Traiter le problème à la racine

Comme vous, nous pensons que la laïcité est une exigence forte et urgente. A la suite des drames de début janvier, l’observatoire a adopté un avis comprenant 11 préconisations. Pour nous – c’est peut-être là notre divergence avec Marianne -, le seul mot « laïcité » ne suffit pas à résoudre tous les maux de la société. La désocialisation et l’absence de mixité sociale dans certains quartiers sont en lien avec les difficultés de la laïcité. N’en traiter que les conséquences sert l’extrémisme tant religieux que politique et s’oppose in fine au principe même de laïcité. Son effectivité implique la lutte contre les discriminations, ce qu’avait déjà rappelé la commission Stasi. Si on ne traite pas les difficultés à la racine, rien ne changera.

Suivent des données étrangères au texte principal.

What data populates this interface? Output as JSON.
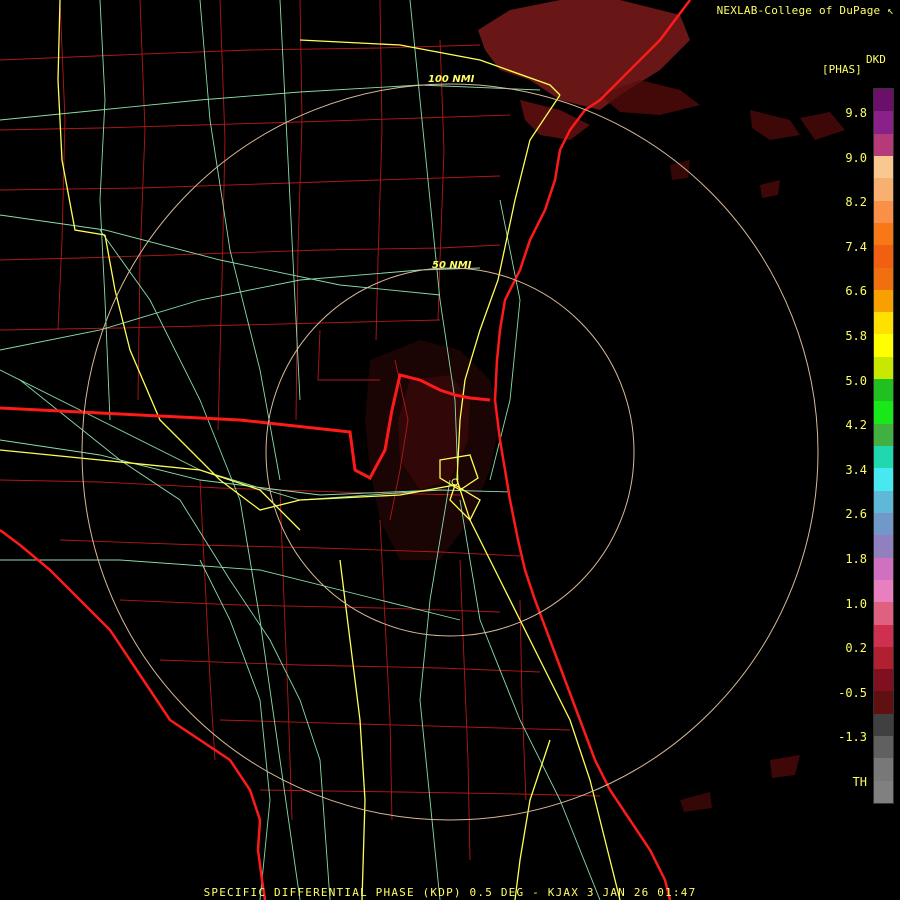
{
  "header": {
    "credit": "NEXLAB-College of DuPage ↖"
  },
  "legend": {
    "product_code": "DKD",
    "units": "[PHAS]",
    "ticks": [
      "9.8",
      "9.0",
      "8.2",
      "7.4",
      "6.6",
      "5.8",
      "5.0",
      "4.2",
      "3.4",
      "2.6",
      "1.8",
      "1.0",
      "0.2",
      "-0.5",
      "-1.3",
      "TH"
    ],
    "swatches": [
      "#6a106a",
      "#8a208a",
      "#b43a7a",
      "#f8c890",
      "#f8b070",
      "#f89048",
      "#f87818",
      "#f06010",
      "#f07010",
      "#f8a000",
      "#ffe000",
      "#ffff00",
      "#c8e800",
      "#20c020",
      "#18e818",
      "#40b040",
      "#20d8b0",
      "#48e8f0",
      "#60b8d8",
      "#7098c8",
      "#9080c0",
      "#d070c0",
      "#e880c0",
      "#e06080",
      "#d03050",
      "#b02030",
      "#801020",
      "#601010",
      "#404040",
      "#606060",
      "#787878",
      "#808080"
    ]
  },
  "range_rings": [
    {
      "label": "50 NMI"
    },
    {
      "label": "100 NMI"
    }
  ],
  "caption": "SPECIFIC DIFFERENTIAL PHASE (KDP) 0.5 DEG - KJAX 3 JAN 26 01:47",
  "colors": {
    "state_border": "#ff1a1a",
    "county_lines": "#b01818",
    "interstates": "#ffff55",
    "highways": "#88ddaa",
    "range_rings": "#d8b898",
    "echo": "#7a0e0e"
  },
  "icons": [
    "radar-site-marker-icon"
  ]
}
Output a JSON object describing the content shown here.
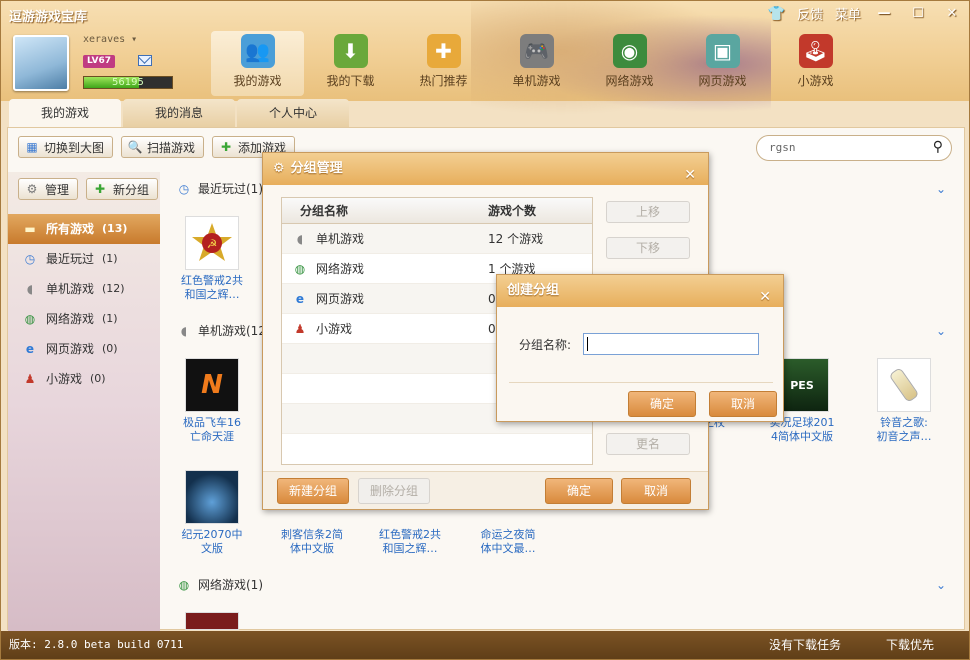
{
  "app": {
    "title": "逗游游戏宝库"
  },
  "window": {
    "feedback": "反馈",
    "menu": "菜单",
    "minimize": "—",
    "maximize": "☐",
    "close": "✕"
  },
  "user": {
    "name": "xeraves",
    "level": "LV67",
    "xp": "56195",
    "xp_fill": 0.62
  },
  "nav": [
    {
      "label": "我的游戏",
      "icon": "my-games-icon",
      "color": "#4a9ed8"
    },
    {
      "label": "我的下载",
      "icon": "download-icon",
      "color": "#6aa83b"
    },
    {
      "label": "热门推荐",
      "icon": "hot-recommend-icon",
      "color": "#e8a93a"
    },
    {
      "label": "单机游戏",
      "icon": "gamepad-icon",
      "color": "#7d7d7d"
    },
    {
      "label": "网络游戏",
      "icon": "online-game-icon",
      "color": "#3d8b3d"
    },
    {
      "label": "网页游戏",
      "icon": "web-game-icon",
      "color": "#5aa6a0"
    },
    {
      "label": "小游戏",
      "icon": "joystick-icon",
      "color": "#c2392b"
    }
  ],
  "tabs": [
    "我的游戏",
    "我的消息",
    "个人中心"
  ],
  "toolbar": {
    "switch": "切换到大图",
    "scan": "扫描游戏",
    "add": "添加游戏"
  },
  "search": {
    "value": "rgsn"
  },
  "sidebar": {
    "manage": "管理",
    "new_group": "新分组",
    "items": [
      {
        "label": "所有游戏",
        "count": "(13)",
        "icon": "folder-icon"
      },
      {
        "label": "最近玩过",
        "count": "(1)",
        "icon": "clock-icon"
      },
      {
        "label": "单机游戏",
        "count": "(12)",
        "icon": "mouse-icon"
      },
      {
        "label": "网络游戏",
        "count": "(1)",
        "icon": "globe-icon"
      },
      {
        "label": "网页游戏",
        "count": "(0)",
        "icon": "ie-icon"
      },
      {
        "label": "小游戏",
        "count": "(0)",
        "icon": "joystick-icon"
      }
    ]
  },
  "sections": {
    "recent": "最近玩过(1)",
    "single": "单机游戏(12",
    "online": "网络游戏(1)"
  },
  "games": {
    "recent_1": [
      "红色警戒2共",
      "和国之辉…"
    ],
    "single_1": [
      "极品飞车16",
      "亡命天涯"
    ],
    "single_2": [
      "",
      "之杖"
    ],
    "single_3": [
      "实况足球201",
      "4简体中文版"
    ],
    "single_4": [
      "铃音之歌:",
      "初音之声…"
    ],
    "row2_1": [
      "纪元2070中",
      "文版"
    ],
    "row2_2": [
      "刺客信条2简",
      "体中文版"
    ],
    "row2_3": [
      "红色警戒2共",
      "和国之辉…"
    ],
    "row2_4": [
      "命运之夜简",
      "体中文最…"
    ]
  },
  "group_dialog": {
    "title": "分组管理",
    "col_name": "分组名称",
    "col_count": "游戏个数",
    "rows": [
      {
        "name": "单机游戏",
        "count": "12 个游戏",
        "icon": "mouse-icon"
      },
      {
        "name": "网络游戏",
        "count": "1 个游戏",
        "icon": "globe-icon"
      },
      {
        "name": "网页游戏",
        "count": "0",
        "icon": "ie-icon"
      },
      {
        "name": "小游戏",
        "count": "0",
        "icon": "joystick-icon"
      }
    ],
    "move_up": "上移",
    "move_down": "下移",
    "rename": "更名",
    "new_group": "新建分组",
    "delete_group": "删除分组",
    "ok": "确定",
    "cancel": "取消"
  },
  "create_dialog": {
    "title": "创建分组",
    "label": "分组名称:",
    "value": "",
    "ok": "确定",
    "cancel": "取消"
  },
  "status": {
    "version": "版本: 2.8.0 beta build 0711",
    "no_task": "没有下载任务",
    "priority": "下载优先"
  }
}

C’est dans cette logique que, dans le cadre du phénomène de radicalisation qui nous inquiète depuis longtemps et ne relève pas directement de la laïcité mais de l’ordre public, avec notre soutien, une de nos membres, Dounia Bouzar, mène un travail remarquable sur la prévention des dérives sectaires liées à l’islam. Elle nous fait régulièrement un point sur la situation.

Nous intéressent également les questions liées à l’intégration dans le récit national des jeunes Français d’origine africaine ou des outre-mer. Nos programmes scolaires ne traitent pas suffisamment de cette diversité qui a façonné la France et, de fait, intègrent insuffisamment une partie de notre jeunesse. Nous avons également demandé le développement du service civique pour faire exister au sein de la République ce brassage culturel et social et pour dire aux jeunes qu’ils sont utiles à la nation.

Le recrutement de nouveaux aumôniers musulmans et le renforcement de leurs moyens (prévus par la loi de 1905) nous paraissent essentiels pour ne pas laisser certains détenus aux seules influences extrémistes. Afin d’introduire une distance critique chez les élèves et faire tomber les préjugés, nous soutenons le développement de l’enseignement laïc du fait religieux. Najat Vallaud-Belkacem, ministre de l’Education nationale, nous a rejoints en créant des postes de chercheurs sur l’islamologie, ce qui permettra une approche contextualisée des textes et de s’opposer à la vision littéraliste de l’islam, trop diffusée.

Enfin, nous demandons la multiplication des formations à la laïcité, principe en réalité bien trop méconnu dans ses aspects juridiques. La laïcité, c’est la séparation de l’Etat et des religions, donc la neutralité de l’Etat, des collectivités et des services publics et de tous leurs agents, pour assurer leur impartialité. En revanche, les citoyens voient leur liberté de conscience garantie. Parce que la laïcité, c’est d’abord une liberté. Celle de croire ou de ne pas croire, et de l’exprimer dans les limites de la liberté d’autrui. La laïcité n’est pas une conviction mais le cadre qui les autorise toutes.